Climate change is a massive issue which the European Commission will address via the ‘Green Deal’ – an ambitions plan to reach climate neutrality by 2050. This involves all society with ocean users being key given the strong control the ocean exerts over atmospheric carbon dioxide (CO2) by taking up ca. 30% of CO2 emissions. In parallel, ocean biological processes, mainly the sinking and interior decomposition of surface produced organic matter, separately store enough CO2 to keep atmospheric CO2 much lower than in an abiotic ocean. Conventionally we believe that the biological term has been unchanged by human activities. However, the current and future scale of human activities such as fishing, mining, trawling, dredging and drilling are potentially so large that this assumption is questionable. Based on this context OceanICU aims to:
1. Define the baseline of ocean C uptake occurring now against which change can be judged. Currently the Global Carbon Budget (GCB) shows a large offset between ocean C uptake estimated from data and numerical models. Our focus is on comparing surface uptake and interior accumulation to add a further estimate to our understanding.

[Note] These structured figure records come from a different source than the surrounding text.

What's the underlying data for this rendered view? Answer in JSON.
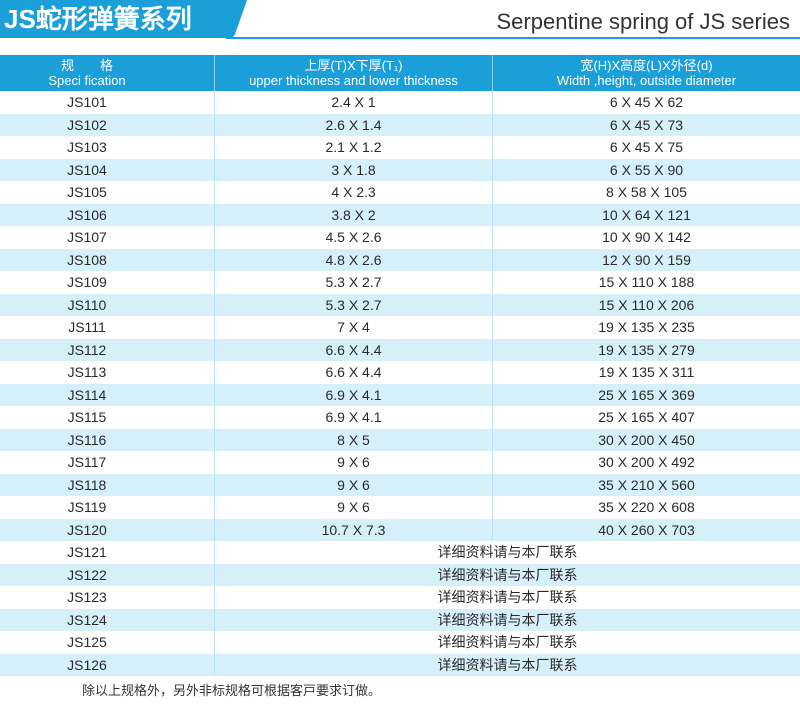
{
  "header": {
    "title_cn": "JS蛇形弹簧系列",
    "title_en": "Serpentine spring of JS series",
    "banner_color": "#1a9fd8"
  },
  "table": {
    "columns": [
      {
        "cn": "规　　格",
        "en": "Speci fication"
      },
      {
        "cn": "上厚(T)X下厚(T₁)",
        "en": "upper thickness and lower thickness"
      },
      {
        "cn": "宽(H)X高度(L)X外径(d)",
        "en": "Width ,height, outside diameter"
      }
    ],
    "rows": [
      {
        "spec": "JS101",
        "thickness": "2.4 X 1",
        "dims": "6 X 45 X 62"
      },
      {
        "spec": "JS102",
        "thickness": "2.6 X 1.4",
        "dims": "6 X 45 X 73"
      },
      {
        "spec": "JS103",
        "thickness": "2.1 X 1.2",
        "dims": "6 X 45 X 75"
      },
      {
        "spec": "JS104",
        "thickness": "3 X 1.8",
        "dims": "6 X 55 X 90"
      },
      {
        "spec": "JS105",
        "thickness": "4 X 2.3",
        "dims": "8 X 58 X 105"
      },
      {
        "spec": "JS106",
        "thickness": "3.8 X 2",
        "dims": "10 X 64 X 121"
      },
      {
        "spec": "JS107",
        "thickness": "4.5 X 2.6",
        "dims": "10 X 90 X 142"
      },
      {
        "spec": "JS108",
        "thickness": "4.8 X 2.6",
        "dims": "12 X 90 X 159"
      },
      {
        "spec": "JS109",
        "thickness": "5.3 X 2.7",
        "dims": "15 X 110 X 188"
      },
      {
        "spec": "JS110",
        "thickness": "5.3 X 2.7",
        "dims": "15 X 110 X 206"
      },
      {
        "spec": "JS111",
        "thickness": "7 X 4",
        "dims": "19 X 135 X 235"
      },
      {
        "spec": "JS112",
        "thickness": "6.6 X 4.4",
        "dims": "19 X 135 X 279"
      },
      {
        "spec": "JS113",
        "thickness": "6.6 X 4.4",
        "dims": "19 X 135 X 311"
      },
      {
        "spec": "JS114",
        "thickness": "6.9 X 4.1",
        "dims": "25 X 165 X 369"
      },
      {
        "spec": "JS115",
        "thickness": "6.9 X 4.1",
        "dims": "25 X 165 X 407"
      },
      {
        "spec": "JS116",
        "thickness": "8 X 5",
        "dims": "30 X 200 X 450"
      },
      {
        "spec": "JS117",
        "thickness": "9 X 6",
        "dims": "30 X 200 X 492"
      },
      {
        "spec": "JS118",
        "thickness": "9 X 6",
        "dims": "35 X 210 X 560"
      },
      {
        "spec": "JS119",
        "thickness": "9 X 6",
        "dims": "35 X 220 X 608"
      },
      {
        "spec": "JS120",
        "thickness": "10.7 X 7.3",
        "dims": "40 X 260 X 703"
      },
      {
        "spec": "JS121",
        "contact": "详细资料请与本厂联系"
      },
      {
        "spec": "JS122",
        "contact": "详细资料请与本厂联系"
      },
      {
        "spec": "JS123",
        "contact": "详细资料请与本厂联系"
      },
      {
        "spec": "JS124",
        "contact": "详细资料请与本厂联系"
      },
      {
        "spec": "JS125",
        "contact": "详细资料请与本厂联系"
      },
      {
        "spec": "JS126",
        "contact": "详细资料请与本厂联系"
      }
    ]
  },
  "footnote": "除以上规格外，另外非标规格可根据客戸要求订做。"
}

2. Evaluating the strength and operation of key biological processes that are susceptible to climate change and disruption by human activities. These will then be incorporated into a range of numerical models. Climate sensitive processes are those impacted by acidification, deoxygenation and warming. Our focus around human impacts is on the role of fish and multicellular organisms in the carbon cycle because these are susceptible to human intervention via biomass removal (fishing) and sediment injection into the water column (mining).
3. Use this new information to generate tools that will allow policy makers, industrialists and wider society to assess the effects of resource extraction on the ocean C cycle. A particular focus is creating 'Decision Support Tools’ or DSTs as key practical resources that will allow regulators and industrial partners to evaluate the impact of their actions on the ocean C cycle.